2025 biography by Susan Morrison

Lorne: The Man Who Invented Saturday Night Live (also simply titled Lorne) is a 2025 biography written by Susan Morrison. The book centers around the NBC television program Saturday Night Live (SNL) and its creator, Canadian-American television producer Lorne Michaels. It was first published on February 18, 2025, two days after SNLs 50th anniversary special.

==Publication history==
After Saturday Night Live (SNL) celebrated its 40th anniversary in 2015, Susan Morrison, the articles editor at The New Yorker, went to SNL creator Lorne Michaels' ninth-floor office at 30 Rockefeller Center to tell him directly about her intent to write his biography. Due to Michaels' aloof-like nature, Morrison told Michaels she would be talking to those around him, but encouraged him to open up. Prior to Lorne, Michaels had never chosen to be on-the-record for a biography, due to his belief that "there are no upsides to talking to reporters."

Although Lorne is "framed through a week behind the scenes in Studio 8H" and its parts labeled by days of the week, it took nine years to complete.

People first released the cover on October 22, 2024. The book was released on February 18, 2025 through Random House, two days following the 50th anniversary special of SNL.

On February 14, 2025, New York magazine reported that Morrison sent out a mass email invitation to an event for the book. This caused many of the recipients to hit "reply all" leading to an email storm.
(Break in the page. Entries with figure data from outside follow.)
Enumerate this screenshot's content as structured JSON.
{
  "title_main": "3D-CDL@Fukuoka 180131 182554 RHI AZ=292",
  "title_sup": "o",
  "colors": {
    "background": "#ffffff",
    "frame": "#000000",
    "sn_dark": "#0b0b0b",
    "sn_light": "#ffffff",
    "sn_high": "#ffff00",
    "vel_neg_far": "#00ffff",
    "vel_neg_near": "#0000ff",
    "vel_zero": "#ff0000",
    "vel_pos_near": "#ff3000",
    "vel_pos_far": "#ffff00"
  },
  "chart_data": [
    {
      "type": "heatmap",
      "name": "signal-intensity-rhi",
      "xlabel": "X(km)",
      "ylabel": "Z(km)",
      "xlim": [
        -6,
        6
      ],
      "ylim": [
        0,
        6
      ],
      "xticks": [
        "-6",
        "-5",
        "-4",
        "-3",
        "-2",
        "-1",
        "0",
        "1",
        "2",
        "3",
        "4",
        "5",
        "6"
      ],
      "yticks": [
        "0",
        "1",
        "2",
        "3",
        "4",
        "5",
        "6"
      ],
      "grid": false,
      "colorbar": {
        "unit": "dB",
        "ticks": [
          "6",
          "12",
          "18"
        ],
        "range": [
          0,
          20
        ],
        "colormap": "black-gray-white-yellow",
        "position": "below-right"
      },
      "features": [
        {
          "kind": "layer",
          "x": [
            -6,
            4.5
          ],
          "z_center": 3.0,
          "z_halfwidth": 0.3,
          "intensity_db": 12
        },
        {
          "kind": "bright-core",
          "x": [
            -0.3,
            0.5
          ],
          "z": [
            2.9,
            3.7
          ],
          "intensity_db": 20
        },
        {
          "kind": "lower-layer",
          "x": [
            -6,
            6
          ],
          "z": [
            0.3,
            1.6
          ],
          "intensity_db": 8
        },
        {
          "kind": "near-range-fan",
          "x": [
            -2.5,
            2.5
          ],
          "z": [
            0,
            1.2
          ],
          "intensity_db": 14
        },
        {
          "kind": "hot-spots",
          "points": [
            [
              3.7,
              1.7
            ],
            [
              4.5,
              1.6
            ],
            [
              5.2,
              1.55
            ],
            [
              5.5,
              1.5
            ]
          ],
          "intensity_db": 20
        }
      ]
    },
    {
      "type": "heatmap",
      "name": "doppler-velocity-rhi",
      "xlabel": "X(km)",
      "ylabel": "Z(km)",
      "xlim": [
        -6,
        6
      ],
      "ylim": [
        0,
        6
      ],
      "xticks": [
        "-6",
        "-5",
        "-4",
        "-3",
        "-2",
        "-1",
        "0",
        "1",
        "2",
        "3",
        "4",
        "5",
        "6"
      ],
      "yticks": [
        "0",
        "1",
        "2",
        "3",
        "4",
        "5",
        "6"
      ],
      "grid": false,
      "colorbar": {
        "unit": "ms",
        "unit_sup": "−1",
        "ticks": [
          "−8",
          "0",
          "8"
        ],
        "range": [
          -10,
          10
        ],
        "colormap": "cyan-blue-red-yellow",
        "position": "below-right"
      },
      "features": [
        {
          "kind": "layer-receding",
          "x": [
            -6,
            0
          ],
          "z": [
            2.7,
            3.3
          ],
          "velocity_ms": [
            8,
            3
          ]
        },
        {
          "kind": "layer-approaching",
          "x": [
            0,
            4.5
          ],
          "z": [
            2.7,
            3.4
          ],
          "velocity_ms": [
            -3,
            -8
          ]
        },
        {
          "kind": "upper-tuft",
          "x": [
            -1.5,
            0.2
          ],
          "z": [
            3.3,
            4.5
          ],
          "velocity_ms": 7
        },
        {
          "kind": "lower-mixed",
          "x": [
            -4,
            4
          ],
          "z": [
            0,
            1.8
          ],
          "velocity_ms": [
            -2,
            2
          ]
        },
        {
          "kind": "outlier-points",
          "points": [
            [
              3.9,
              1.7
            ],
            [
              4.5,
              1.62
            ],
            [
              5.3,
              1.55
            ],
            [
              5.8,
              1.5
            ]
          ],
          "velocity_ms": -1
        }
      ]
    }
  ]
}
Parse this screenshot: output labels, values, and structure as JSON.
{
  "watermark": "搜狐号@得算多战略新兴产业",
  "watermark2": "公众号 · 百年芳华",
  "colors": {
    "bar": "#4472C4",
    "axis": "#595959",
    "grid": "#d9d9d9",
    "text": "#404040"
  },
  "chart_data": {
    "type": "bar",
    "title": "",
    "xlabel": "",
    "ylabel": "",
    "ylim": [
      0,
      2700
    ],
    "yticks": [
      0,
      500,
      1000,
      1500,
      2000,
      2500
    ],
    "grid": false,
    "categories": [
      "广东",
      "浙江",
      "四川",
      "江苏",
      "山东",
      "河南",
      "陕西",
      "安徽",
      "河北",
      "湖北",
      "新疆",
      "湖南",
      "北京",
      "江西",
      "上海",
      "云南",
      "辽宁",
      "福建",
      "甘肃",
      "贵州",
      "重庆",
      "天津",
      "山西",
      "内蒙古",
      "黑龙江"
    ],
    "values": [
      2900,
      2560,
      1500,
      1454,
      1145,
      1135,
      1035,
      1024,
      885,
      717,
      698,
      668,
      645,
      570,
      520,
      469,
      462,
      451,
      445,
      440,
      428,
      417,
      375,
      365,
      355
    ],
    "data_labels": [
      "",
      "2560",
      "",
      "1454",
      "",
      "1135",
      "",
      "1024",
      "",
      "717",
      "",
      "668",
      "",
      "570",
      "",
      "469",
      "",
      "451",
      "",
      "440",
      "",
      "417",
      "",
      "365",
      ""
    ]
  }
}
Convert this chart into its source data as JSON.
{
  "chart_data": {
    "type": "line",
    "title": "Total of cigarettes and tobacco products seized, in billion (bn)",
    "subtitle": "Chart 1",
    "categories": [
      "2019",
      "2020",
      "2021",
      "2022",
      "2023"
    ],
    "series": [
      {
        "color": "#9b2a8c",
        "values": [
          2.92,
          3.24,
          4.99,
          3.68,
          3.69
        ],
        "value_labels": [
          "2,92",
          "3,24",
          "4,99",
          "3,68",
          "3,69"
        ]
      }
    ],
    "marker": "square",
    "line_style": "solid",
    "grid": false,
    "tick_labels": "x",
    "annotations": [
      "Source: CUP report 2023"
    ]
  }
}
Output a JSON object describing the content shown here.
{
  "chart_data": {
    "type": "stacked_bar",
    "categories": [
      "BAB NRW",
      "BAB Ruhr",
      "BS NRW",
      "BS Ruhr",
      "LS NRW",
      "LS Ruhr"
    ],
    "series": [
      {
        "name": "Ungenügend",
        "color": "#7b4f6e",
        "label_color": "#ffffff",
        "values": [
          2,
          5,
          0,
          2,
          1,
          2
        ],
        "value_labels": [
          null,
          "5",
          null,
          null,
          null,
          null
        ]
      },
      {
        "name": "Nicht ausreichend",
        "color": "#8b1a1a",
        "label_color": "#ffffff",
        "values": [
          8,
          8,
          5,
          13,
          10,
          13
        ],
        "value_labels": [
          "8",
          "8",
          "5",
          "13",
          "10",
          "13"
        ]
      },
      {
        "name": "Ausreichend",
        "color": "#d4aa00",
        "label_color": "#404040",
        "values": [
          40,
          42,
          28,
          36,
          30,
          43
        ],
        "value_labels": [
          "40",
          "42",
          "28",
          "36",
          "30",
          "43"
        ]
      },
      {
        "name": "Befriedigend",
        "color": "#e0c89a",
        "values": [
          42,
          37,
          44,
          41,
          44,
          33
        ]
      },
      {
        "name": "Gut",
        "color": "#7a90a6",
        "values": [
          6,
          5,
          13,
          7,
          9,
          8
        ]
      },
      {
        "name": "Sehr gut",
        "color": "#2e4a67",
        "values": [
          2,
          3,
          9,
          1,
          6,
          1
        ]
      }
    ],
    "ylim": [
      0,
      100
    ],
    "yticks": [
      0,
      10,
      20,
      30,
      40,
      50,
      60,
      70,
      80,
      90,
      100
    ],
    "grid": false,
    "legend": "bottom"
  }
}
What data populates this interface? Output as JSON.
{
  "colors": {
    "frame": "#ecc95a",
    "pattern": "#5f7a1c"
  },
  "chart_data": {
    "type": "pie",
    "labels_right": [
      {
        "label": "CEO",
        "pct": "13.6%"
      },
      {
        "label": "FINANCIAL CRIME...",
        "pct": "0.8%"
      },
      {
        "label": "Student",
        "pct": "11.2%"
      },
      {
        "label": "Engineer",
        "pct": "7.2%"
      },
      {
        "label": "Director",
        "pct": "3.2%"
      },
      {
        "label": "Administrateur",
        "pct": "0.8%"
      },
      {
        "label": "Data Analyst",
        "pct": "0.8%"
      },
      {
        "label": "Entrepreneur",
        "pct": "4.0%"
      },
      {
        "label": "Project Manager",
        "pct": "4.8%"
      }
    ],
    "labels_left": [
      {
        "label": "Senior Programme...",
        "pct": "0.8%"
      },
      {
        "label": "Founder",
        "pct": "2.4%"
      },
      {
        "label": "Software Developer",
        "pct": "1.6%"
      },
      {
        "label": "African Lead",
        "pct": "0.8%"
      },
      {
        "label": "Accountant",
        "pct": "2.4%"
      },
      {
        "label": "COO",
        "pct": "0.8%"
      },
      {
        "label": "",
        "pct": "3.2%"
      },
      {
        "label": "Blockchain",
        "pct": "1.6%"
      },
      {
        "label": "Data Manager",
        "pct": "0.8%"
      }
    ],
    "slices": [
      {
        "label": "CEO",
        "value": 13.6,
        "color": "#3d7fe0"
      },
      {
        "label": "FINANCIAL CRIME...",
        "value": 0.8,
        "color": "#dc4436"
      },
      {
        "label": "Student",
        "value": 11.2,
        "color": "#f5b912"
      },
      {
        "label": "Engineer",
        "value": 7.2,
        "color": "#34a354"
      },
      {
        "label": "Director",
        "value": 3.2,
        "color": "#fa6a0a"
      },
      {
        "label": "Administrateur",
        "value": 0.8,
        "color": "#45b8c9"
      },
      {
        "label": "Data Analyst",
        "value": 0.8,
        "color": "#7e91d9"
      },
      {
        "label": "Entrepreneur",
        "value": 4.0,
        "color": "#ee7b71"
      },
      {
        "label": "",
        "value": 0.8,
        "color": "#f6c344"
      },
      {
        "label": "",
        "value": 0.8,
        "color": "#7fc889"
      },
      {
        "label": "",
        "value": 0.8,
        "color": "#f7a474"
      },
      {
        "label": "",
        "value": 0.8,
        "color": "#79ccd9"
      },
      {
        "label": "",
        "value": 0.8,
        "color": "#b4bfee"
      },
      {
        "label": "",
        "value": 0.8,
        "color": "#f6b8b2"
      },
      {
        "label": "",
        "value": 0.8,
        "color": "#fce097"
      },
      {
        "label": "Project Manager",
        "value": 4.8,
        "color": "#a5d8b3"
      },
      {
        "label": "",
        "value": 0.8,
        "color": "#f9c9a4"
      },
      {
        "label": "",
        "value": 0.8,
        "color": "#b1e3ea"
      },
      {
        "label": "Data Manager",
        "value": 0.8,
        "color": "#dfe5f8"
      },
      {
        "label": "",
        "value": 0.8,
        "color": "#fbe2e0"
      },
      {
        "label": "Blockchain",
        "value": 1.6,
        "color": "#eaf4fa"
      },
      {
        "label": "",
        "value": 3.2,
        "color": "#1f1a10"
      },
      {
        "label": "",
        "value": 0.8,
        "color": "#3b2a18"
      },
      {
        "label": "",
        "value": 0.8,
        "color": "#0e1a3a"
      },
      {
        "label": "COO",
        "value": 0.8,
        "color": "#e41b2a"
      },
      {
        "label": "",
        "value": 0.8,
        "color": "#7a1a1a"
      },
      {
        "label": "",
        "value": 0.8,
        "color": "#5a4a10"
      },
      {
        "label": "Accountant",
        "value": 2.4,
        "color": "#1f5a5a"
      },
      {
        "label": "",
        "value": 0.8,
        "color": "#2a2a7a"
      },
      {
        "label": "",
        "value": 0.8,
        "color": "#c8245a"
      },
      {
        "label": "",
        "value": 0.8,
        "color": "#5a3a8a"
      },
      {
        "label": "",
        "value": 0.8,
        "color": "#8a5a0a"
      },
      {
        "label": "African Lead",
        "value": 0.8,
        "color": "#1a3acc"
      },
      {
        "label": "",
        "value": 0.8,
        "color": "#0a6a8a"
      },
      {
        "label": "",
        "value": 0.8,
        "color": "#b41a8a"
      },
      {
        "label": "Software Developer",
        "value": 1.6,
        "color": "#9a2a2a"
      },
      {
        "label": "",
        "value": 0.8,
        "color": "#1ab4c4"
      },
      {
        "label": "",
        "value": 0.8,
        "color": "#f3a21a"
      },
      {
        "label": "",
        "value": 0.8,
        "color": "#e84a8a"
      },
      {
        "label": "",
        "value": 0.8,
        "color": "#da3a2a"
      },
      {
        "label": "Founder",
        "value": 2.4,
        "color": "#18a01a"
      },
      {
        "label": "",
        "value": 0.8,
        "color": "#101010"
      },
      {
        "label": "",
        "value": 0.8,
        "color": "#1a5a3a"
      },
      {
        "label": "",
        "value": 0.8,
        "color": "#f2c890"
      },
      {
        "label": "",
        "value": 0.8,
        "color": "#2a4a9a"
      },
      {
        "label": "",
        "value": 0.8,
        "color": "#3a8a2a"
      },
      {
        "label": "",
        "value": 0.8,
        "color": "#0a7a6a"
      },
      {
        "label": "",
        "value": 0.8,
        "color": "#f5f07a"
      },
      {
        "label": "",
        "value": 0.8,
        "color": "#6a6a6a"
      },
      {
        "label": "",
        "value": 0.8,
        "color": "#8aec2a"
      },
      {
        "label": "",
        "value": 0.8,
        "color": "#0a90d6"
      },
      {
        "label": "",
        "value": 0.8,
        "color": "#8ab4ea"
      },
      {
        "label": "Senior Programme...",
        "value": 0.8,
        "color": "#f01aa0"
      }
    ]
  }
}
Some of the recipients included Tina Fey, who replied with a YouTube video on how to use email, and Colin Jost, who declared Fey's link was malware.

==Reception==
The book became a New York Times best seller on March 9, 2025. A.O. Scott of the New York Times Book Review gave a positive review of the book saying Morrison "built Michaels the kind of biographical monument usually consecrated to founding fathers" and adding it was "briskly written and solidly source".

Doug Brod of the Toronto Star called it a "towering achievement, the definitive portrait of a cunning and creative genius responsible for cultivating a half-century of comedy’s biggest stars."

Brian Steinberg of Variety said "readers are treated to the Holy Grail for any journalist hoping to crack the show: a warts-and-all week in the life of SNL, where Morrison gets to see the real process of putting the thing together."